Abstract

A north–south-trending belt of amphibolite facies regional metamorphism parallels the Purcell Trench, transects the Kootenay Arc, and is, in part, fault bounded. Towards the axis of this belt progressively higher pressure metamorphic mineral assemblages are exposed in the contact aureoles of post-kinematic, mid-Cretaceous (~100 Ma) plutons and in metapelites. Contours of K–Ar biotite dates for plutonic rocks (55–95 Ma) are regular, are broadly conformable with metamorphic isograds, appear to cross internal intrusive contacts of post-kinematic plutons, and young towards the highest pressure and temperature regional metamorphic zones.

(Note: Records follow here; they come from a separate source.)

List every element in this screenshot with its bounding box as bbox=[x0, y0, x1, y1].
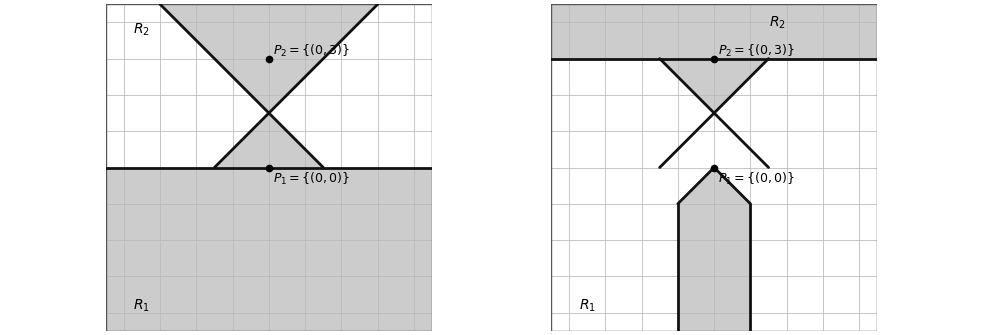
Polygon shape bbox=[678, 168, 750, 331]
Polygon shape bbox=[105, 168, 433, 331]
Polygon shape bbox=[214, 113, 323, 168]
Text: $R_1$: $R_1$ bbox=[134, 297, 150, 314]
Text: $R_2$: $R_2$ bbox=[769, 14, 785, 30]
Text: $P_2 = \{(0,3)\}$: $P_2 = \{(0,3)\}$ bbox=[719, 43, 796, 59]
Text: $R_2$: $R_2$ bbox=[134, 21, 150, 38]
Text: $P_1 = \{(0,0)\}$: $P_1 = \{(0,0)\}$ bbox=[719, 171, 796, 187]
Text: $P_1 = \{(0,0)\}$: $P_1 = \{(0,0)\}$ bbox=[273, 171, 351, 187]
Text: $R_1$: $R_1$ bbox=[579, 297, 596, 314]
Polygon shape bbox=[160, 4, 377, 113]
Text: $P_2 = \{(0,3)\}$: $P_2 = \{(0,3)\}$ bbox=[273, 43, 351, 59]
Polygon shape bbox=[660, 59, 769, 113]
Polygon shape bbox=[550, 4, 878, 59]
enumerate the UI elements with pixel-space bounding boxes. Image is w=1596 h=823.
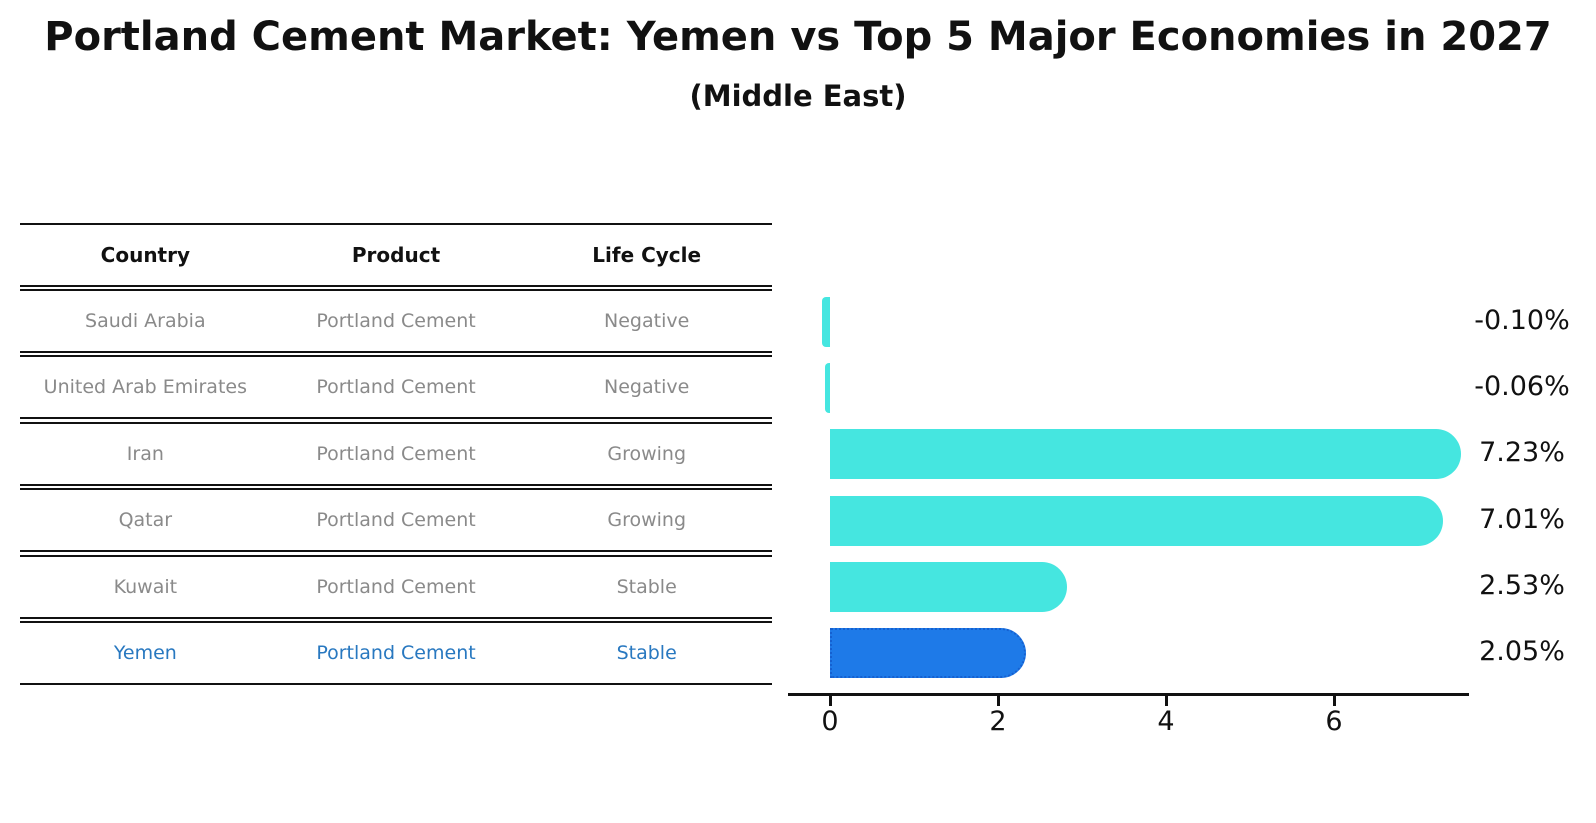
x-tick-label-0: 0 (821, 706, 839, 737)
cell-product: Portland Cement (316, 443, 476, 465)
cell-life-cycle: Negative (604, 376, 690, 398)
value-label-iran: 7.23% (1479, 437, 1565, 469)
cell-life-cycle: Stable (616, 642, 677, 664)
table-row: Qatar Portland Cement Growing (20, 488, 772, 552)
table-row-highlighted-yemen: Yemen Portland Cement Stable (20, 621, 772, 685)
cell-country: Iran (126, 443, 164, 465)
bar-kuwait (830, 561, 1067, 612)
bar-iran (830, 429, 1462, 480)
cell-country: Yemen (113, 642, 177, 664)
x-tick-label-6: 6 (1325, 706, 1343, 737)
column-header-country: Country (100, 243, 191, 267)
table-row: Saudi Arabia Portland Cement Negative (20, 289, 772, 353)
bar-saudi-arabia (821, 297, 830, 347)
column-header-life-cycle: Life Cycle (592, 243, 702, 267)
cell-life-cycle: Stable (616, 576, 677, 598)
value-label-united-arab-emirates: -0.06% (1474, 371, 1570, 403)
table-row: Iran Portland Cement Growing (20, 422, 772, 486)
chart-subtitle: (Middle East) (689, 79, 907, 113)
x-axis-tick-2 (996, 696, 1000, 706)
bar-chart-plot-area (788, 290, 1469, 693)
cell-country: Kuwait (113, 576, 178, 598)
value-label-qatar: 7.01% (1479, 503, 1565, 535)
cell-life-cycle: Growing (607, 443, 687, 465)
value-label-yemen: 2.05% (1479, 636, 1565, 667)
x-tick-label-4: 4 (1157, 706, 1175, 737)
cell-product: Portland Cement (316, 376, 476, 398)
cell-life-cycle: Growing (607, 509, 687, 531)
x-axis-line (788, 693, 1469, 696)
x-axis-tick-6 (1332, 696, 1336, 706)
cell-life-cycle: Negative (604, 310, 690, 332)
value-label-kuwait: 2.53% (1479, 569, 1565, 601)
cell-product: Portland Cement (316, 642, 476, 664)
table-row: Kuwait Portland Cement Stable (20, 555, 772, 619)
cell-country: United Arab Emirates (43, 376, 247, 398)
table-header-row: Country Product Life Cycle (20, 223, 772, 287)
bar-yemen (830, 628, 1027, 678)
x-axis-tick-4 (1164, 696, 1168, 706)
x-axis-tick-0 (828, 696, 832, 706)
x-tick-label-2: 2 (989, 706, 1007, 737)
cell-product: Portland Cement (316, 509, 476, 531)
table-row: United Arab Emirates Portland Cement Neg… (20, 355, 772, 419)
cell-country: Qatar (118, 509, 173, 531)
bar-qatar (830, 495, 1443, 546)
cell-product: Portland Cement (316, 576, 476, 598)
cell-product: Portland Cement (316, 310, 476, 332)
cell-country: Saudi Arabia (85, 310, 206, 332)
bar-united-arab-emirates (824, 363, 830, 414)
value-label-saudi-arabia: -0.10% (1474, 305, 1570, 336)
column-header-product: Product (351, 243, 441, 267)
chart-title: Portland Cement Market: Yemen vs Top 5 M… (44, 14, 1552, 60)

Within the sillimanite zone most micas yield K–Ar dates between 40 and 55 Ma; Rb–Sr muscovite dates for deformed and undeformed pegmatites and for muscovite-bearing monzogranite and granodiorite fall between 53 and 84 Ma. U–Pb zircon dates for the Kaniksu batholith and nearby gneiss of uncertain origin yield a lower concordia intercept of 94 Ma. Micas from mid-Jurassic and mid-Cretaceous plutons yielding conventional K–Ar dates between 55 and 100 Ma also yield plateau-shaped 40Ar/39Ar age spectra that are indicative of normal closure to Ar diffusion due to cooling during this time interval.Contrasting isotopic cooling curves for plutonic rocks in the Purcell Anticlinorium and in the metamorphic infrastructure imply that these regions had different thermal histories. Combined with metamorphic mineral assemblage data and interpreted in terms of uplift and erosion, these curves support a tectonothermal model for the development of the Kootenay Arc and Purcell Anticlinorium that involves (1) mid-Cretaceous emplacement of post-kinematic plutons into a tectonically dormant supra-structure accompanying renewed heating, deformation, and metamorphism in the deepest levels of an evolving infrastructure; (2) slow cooling from mid- to Late Cretaceous time; (3) uplift and erosion of the continental terrace wedge and post-kinematic plutons and parts of the mid-Cretaceous infrastructure in latest Cretaceous–earliest Tertiary time as these rocks were thrust eastward over a steplike feature in the basement leading to the formation of the Purcell Anticlinorium; and (4) rapid uplift and cooling of the metamorphic infrastructure in Eocene time.